Note 1: Stratospheric ozone: In the stratosphere oxygen atom (O) formed in the photolysis of oxygen (O2) by ultraviolet (UV) light in the sun radiation produces ozone (O3). Ozone is in turn photolyzed to regenerate O an O2 by absorbing UV light, which is harmful to living thing on the earth.
Note 2: Tropospheric (surface) ozone: In the troposphere ozone is produced from oxygen atoms formed in the photolysis of nitrogen dioxide (NO2) emitted from automobiles and factories. Ozone is a major component of photochemical smog and toxic air pollutants to living things. According to IPCC Third Assessment Report, ozone is recognized as the third most important greenhouse gases following to carbon dioxide and methane.
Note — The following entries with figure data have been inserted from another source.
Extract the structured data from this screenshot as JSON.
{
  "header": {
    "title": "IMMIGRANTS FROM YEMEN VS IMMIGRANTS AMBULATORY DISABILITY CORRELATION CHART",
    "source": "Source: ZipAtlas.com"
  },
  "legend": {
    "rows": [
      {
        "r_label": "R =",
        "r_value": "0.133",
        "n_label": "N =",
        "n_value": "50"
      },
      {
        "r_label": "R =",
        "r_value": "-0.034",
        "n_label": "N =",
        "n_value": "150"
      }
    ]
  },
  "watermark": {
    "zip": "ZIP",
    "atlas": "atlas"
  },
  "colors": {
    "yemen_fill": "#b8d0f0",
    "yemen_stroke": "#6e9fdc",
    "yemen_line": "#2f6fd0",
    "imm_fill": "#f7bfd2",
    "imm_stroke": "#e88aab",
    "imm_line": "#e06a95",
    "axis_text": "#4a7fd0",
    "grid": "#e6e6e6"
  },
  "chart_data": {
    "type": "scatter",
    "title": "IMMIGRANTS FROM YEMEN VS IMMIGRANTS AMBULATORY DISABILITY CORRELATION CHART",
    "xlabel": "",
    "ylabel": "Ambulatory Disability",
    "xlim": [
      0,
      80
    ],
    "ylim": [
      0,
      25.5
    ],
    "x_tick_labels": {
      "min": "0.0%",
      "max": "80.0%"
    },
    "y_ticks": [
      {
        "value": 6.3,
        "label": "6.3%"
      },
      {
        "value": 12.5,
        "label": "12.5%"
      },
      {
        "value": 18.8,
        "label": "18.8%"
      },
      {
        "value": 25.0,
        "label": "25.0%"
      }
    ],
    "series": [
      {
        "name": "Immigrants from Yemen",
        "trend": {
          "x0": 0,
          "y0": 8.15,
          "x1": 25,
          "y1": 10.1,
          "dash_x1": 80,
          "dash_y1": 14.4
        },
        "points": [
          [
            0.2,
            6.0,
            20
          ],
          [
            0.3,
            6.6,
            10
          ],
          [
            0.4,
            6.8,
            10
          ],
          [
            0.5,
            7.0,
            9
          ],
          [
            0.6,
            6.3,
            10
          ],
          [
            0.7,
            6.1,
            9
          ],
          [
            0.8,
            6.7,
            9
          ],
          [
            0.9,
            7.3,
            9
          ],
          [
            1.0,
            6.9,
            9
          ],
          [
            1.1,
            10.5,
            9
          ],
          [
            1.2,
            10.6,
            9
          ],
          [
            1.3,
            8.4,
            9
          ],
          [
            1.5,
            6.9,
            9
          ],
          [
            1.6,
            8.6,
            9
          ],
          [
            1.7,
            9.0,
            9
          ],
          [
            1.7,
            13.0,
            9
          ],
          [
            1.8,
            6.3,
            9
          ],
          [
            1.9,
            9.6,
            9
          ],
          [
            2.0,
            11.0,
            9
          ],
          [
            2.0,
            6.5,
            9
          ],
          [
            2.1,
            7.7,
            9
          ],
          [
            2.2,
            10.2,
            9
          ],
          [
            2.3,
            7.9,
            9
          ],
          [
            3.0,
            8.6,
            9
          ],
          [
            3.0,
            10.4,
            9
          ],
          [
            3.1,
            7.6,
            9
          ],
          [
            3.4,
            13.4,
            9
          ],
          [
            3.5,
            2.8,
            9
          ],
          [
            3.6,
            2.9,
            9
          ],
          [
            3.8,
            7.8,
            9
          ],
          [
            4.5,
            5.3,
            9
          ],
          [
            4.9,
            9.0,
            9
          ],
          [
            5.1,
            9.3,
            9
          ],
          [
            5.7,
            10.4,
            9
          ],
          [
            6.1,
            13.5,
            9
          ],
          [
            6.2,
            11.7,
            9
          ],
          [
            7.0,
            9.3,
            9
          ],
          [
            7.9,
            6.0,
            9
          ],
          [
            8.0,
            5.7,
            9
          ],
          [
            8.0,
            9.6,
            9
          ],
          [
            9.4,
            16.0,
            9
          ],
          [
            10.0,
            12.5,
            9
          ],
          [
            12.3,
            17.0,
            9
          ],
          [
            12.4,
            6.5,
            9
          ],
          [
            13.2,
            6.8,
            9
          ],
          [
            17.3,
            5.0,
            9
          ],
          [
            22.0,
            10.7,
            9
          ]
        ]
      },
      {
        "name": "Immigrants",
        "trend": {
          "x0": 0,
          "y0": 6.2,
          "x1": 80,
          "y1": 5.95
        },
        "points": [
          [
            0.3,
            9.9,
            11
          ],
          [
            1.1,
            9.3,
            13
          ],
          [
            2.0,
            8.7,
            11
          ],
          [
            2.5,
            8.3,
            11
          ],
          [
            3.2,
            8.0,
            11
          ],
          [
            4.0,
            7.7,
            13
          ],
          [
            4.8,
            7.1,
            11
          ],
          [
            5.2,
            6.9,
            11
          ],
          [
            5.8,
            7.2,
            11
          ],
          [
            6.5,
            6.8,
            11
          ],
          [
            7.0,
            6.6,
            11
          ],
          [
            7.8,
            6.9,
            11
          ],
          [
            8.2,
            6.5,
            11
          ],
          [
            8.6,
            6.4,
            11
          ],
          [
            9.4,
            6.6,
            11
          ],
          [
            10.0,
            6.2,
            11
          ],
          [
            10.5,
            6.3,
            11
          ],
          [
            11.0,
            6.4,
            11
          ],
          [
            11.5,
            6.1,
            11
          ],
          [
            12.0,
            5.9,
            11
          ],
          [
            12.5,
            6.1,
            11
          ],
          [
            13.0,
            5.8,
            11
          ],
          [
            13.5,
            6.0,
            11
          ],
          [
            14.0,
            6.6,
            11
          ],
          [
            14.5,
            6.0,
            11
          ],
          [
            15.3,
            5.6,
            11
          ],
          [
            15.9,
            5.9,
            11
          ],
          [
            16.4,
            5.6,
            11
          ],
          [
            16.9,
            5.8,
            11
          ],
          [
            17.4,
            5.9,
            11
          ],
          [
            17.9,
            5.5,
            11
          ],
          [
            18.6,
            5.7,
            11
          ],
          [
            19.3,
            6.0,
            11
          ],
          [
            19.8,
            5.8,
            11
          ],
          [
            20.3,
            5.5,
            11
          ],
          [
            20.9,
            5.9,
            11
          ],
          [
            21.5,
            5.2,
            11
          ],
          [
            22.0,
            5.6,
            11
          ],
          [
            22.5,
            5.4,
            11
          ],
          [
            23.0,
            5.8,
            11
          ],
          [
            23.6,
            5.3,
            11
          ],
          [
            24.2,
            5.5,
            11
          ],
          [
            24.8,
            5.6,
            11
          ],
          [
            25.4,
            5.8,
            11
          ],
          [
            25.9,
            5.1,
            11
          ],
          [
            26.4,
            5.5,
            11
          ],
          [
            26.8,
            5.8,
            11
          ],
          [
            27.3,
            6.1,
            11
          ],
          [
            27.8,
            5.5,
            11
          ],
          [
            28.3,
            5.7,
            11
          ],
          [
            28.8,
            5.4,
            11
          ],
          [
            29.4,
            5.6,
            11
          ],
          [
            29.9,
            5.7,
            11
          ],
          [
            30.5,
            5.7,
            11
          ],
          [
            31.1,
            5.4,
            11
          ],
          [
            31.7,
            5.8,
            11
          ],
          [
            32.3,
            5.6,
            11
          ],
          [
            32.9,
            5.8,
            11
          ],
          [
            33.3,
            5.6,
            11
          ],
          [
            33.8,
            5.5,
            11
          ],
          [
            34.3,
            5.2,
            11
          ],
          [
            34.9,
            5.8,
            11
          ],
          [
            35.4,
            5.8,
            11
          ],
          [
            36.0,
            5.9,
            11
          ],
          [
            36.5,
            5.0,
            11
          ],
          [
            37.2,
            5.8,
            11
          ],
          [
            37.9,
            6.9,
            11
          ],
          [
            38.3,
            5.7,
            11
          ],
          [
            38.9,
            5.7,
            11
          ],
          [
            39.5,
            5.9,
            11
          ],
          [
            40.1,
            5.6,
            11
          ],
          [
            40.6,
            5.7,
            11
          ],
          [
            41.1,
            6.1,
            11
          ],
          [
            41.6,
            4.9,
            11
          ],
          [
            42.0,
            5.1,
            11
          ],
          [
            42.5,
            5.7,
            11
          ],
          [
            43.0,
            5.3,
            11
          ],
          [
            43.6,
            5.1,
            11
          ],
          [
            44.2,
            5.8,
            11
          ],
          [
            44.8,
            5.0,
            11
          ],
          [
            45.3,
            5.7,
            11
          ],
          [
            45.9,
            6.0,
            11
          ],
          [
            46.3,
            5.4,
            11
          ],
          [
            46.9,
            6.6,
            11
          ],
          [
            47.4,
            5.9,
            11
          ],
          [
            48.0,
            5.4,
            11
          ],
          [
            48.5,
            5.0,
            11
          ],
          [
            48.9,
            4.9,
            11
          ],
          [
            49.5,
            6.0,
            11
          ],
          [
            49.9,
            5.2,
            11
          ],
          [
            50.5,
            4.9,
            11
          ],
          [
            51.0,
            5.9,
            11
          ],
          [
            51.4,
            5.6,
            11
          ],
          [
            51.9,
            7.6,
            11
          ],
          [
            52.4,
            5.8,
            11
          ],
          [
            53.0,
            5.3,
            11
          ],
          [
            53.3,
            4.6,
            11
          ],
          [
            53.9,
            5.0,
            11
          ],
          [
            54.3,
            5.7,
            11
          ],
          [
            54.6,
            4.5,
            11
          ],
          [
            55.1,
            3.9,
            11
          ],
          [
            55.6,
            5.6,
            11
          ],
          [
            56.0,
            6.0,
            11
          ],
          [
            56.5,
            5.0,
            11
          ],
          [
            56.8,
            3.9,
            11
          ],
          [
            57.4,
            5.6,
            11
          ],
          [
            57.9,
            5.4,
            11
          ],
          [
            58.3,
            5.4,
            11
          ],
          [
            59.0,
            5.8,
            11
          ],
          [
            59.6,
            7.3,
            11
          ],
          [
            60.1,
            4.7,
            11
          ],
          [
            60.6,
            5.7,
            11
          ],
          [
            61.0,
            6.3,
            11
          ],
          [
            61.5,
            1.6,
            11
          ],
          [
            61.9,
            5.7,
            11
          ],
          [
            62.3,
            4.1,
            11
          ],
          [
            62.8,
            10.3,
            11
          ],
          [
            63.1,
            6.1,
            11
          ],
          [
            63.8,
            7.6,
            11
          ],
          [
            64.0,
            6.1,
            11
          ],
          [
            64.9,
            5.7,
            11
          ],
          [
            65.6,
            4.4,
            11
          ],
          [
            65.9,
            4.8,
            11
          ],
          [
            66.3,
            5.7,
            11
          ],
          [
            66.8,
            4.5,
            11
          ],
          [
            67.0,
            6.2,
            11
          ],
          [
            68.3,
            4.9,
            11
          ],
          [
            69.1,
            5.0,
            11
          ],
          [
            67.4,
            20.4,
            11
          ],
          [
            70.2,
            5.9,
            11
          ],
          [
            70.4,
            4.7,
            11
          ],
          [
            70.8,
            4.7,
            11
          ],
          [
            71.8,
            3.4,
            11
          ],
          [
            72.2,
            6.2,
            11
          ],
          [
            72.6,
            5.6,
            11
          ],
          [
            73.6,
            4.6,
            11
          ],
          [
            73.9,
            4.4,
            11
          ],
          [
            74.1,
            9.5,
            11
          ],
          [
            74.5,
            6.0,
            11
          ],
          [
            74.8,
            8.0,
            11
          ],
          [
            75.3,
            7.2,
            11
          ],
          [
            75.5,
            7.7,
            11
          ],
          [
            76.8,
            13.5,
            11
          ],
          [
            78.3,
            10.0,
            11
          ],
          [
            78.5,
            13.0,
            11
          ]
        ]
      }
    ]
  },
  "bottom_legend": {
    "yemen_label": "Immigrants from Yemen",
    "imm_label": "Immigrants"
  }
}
Note3: CHASER (Chemical AGCM for Study of Atmospheric Environment and Radiative Forcing) : Chemical-climate model in which photochemistry is incorporated CCSR/NIES/ FRSGC atmospheric general circulation model (AGCM). It can calculate emission, atmospheric transport, chemical reaction wet removal etc. of precursor pollutants such as nitrogen oxides (NOx), carbon monoxide (CO), sulfur dioxide (SO2), and simulate formation and global distribution of ozone, sulfate aerosol, etc.
Note4: Hadley Circulation: Atmospheric circulation which rises near equator and descend near 30 degree north and south.